Physically too, one can sense this shift. Where disappointment feels like sinking in the chest, anger begins to climb. It rises—towards the throat, the jaw, the face. The muscles stiffen, the breath becomes shorter, and the body almost prepares itself for a fight. That upward rush is the body translating what the mind has begun to shape.
Of course, every person is different—shaped by different influences, different experiences, and the particular inferences they have drawn from life. So if what happened to me had happened to them, disappointment may not have expanded only into anger. For some, it could deepen into hopelessness, a heaviness that sits in the chest like a weight and pulls the shoulders forward, as if the body itself were giving up. For others, it might spiral into anxiety, felt as a tightening around the stomach, a restlessness in the legs, an urge to move but not knowing where.

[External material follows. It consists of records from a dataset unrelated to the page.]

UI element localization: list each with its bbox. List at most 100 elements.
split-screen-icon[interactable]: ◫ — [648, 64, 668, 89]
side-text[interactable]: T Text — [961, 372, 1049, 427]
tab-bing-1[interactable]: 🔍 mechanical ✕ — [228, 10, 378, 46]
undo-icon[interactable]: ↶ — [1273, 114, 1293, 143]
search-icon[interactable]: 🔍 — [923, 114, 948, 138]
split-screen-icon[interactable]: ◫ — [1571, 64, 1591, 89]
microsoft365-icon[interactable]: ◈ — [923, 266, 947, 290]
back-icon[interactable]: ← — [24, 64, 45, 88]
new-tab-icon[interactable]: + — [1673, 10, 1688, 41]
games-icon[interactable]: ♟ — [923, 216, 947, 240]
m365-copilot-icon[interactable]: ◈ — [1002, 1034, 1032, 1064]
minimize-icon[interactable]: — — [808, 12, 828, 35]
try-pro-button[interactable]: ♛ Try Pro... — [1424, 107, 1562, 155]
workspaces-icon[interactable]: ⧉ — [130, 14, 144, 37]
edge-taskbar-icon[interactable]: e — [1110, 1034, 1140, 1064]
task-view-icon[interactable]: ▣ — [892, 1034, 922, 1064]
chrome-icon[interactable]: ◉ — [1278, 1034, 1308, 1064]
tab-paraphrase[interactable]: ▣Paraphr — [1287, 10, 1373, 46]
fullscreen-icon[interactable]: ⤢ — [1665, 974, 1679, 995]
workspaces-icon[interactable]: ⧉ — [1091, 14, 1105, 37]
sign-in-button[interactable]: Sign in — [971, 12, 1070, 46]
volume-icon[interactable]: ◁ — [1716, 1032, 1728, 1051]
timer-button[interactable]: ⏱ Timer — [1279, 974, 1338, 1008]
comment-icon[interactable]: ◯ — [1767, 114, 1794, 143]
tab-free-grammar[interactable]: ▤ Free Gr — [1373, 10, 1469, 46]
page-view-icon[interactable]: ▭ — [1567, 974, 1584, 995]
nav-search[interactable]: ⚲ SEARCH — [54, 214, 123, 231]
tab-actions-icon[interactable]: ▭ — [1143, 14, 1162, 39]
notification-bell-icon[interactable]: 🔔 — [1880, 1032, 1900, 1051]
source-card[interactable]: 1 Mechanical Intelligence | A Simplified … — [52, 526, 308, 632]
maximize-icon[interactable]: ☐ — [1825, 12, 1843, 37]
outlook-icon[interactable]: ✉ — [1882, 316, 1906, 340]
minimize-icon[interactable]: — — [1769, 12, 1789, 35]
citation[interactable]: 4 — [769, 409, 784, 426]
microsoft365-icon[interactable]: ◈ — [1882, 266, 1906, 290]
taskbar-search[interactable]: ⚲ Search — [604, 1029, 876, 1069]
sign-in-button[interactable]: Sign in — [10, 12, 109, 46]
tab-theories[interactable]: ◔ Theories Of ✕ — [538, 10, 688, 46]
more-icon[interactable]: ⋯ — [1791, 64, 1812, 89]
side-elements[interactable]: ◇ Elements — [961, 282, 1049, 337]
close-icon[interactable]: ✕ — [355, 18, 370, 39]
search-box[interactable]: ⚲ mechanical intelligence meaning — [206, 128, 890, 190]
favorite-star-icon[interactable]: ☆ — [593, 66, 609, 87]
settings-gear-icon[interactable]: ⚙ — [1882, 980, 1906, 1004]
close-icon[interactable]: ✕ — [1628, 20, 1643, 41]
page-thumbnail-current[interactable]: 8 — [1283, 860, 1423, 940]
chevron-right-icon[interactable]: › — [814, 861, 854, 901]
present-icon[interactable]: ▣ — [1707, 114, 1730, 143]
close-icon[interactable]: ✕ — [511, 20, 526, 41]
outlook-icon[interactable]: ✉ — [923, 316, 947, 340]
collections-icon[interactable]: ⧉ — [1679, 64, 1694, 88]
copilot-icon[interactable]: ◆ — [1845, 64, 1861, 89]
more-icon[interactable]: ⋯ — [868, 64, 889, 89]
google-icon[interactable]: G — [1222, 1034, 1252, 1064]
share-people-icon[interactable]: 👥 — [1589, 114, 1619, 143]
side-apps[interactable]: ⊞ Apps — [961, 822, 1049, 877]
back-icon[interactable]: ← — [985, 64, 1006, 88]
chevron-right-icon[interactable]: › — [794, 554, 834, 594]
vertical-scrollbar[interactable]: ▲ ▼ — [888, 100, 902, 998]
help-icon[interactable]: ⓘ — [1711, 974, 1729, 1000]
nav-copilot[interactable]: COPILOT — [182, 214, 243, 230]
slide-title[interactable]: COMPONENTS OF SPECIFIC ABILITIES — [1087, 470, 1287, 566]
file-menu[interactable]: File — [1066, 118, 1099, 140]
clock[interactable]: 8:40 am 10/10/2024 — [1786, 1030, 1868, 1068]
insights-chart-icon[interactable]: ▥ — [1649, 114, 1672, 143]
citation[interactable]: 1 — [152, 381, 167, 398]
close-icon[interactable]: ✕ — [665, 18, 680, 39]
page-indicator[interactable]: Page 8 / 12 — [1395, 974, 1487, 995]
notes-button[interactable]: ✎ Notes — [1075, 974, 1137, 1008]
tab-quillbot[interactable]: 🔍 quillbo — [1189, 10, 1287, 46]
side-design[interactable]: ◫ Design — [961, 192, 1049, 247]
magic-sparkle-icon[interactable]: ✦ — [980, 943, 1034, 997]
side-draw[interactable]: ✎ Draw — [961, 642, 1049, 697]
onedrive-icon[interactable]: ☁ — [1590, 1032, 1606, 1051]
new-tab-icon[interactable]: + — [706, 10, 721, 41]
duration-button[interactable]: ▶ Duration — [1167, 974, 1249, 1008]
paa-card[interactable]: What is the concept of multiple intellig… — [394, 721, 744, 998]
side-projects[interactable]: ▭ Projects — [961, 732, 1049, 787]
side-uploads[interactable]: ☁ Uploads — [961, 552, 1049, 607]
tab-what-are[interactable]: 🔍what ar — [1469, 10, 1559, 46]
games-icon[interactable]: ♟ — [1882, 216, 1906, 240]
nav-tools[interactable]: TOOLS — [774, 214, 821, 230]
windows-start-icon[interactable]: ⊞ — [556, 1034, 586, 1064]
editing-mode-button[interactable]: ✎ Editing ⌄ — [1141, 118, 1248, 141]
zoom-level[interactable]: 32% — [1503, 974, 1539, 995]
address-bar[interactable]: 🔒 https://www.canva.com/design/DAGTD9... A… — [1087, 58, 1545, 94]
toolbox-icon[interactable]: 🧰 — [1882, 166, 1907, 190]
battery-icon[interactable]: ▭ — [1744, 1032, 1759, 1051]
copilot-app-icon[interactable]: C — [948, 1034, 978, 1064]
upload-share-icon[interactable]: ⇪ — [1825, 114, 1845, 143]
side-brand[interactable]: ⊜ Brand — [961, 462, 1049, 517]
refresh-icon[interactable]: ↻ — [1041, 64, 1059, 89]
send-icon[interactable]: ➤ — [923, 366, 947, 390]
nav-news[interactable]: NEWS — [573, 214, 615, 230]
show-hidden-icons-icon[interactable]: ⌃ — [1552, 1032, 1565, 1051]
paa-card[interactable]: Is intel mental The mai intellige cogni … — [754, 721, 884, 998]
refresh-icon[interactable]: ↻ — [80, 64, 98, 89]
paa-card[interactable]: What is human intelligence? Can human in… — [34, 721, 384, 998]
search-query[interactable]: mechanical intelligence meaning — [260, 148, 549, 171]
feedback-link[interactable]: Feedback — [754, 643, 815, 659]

Still others might slip into sadness, which often shows up as a lump in the throat, a slight dampness in the eyes, or a slackness in the face. Each emotion carries its own physical stamp, its own way of announcing itself in the body, even when the mind insists it has already moved on.
Now, you might wonder why I’m describing how these things physically feel, as if you were strangers to such emotions. It’s not that. It’s because every bad thing is really three bad things. It is a thought, it is an emotion, and it is a physical sensation. Every joy or sorrow is like a tangled ball of wool, three threads woven together in one unholy knot. Each time I return to this subject, I emphasize the same point: three things are happening in the system at once.
What I have always found is this: while we may not be able to stop thinking, we can observe. We can notice the emotions, and we can notice the unique tensions in the body. Those tensions, unlike the wild horse of the mind, can be deliberately softened. Even that isn’t easy, but it is far simpler than wrestling with thought, which is a subtle, gaseous beast. And the moment we begin observing feelings and sensations, we find ourselves standing in a different space—more objective, less entangled—not only with ourselves but also with the issue that stirred up the chaos in the first place.
And the beauty of this is its simplicity. To relax the body, we don’t need a yoga class, we don’t need new-age tricks or rituals. We only need to let the body relax, to allow the shoulders to drop, to unclench the jaw, to breathe more openly. That simple act is enough to begin untangling the knot.
Disappointments and fleeting hurts all reveal the same truth: our experience is not just mental but layered—thoughts, emotions, and the body all speaking at once. The mind may forget, the emotions may fade, but the body often carries the echo longer than either. Learning to observe this interplay without rushing to fix it or to fight it is the beginning of a kind of quiet mastery, a mastery of the self you could say. Quite a fundamental thing don’t you think?
But I still can’t figure why they rejected my voice, my beautiful, convincing voice. Assholes!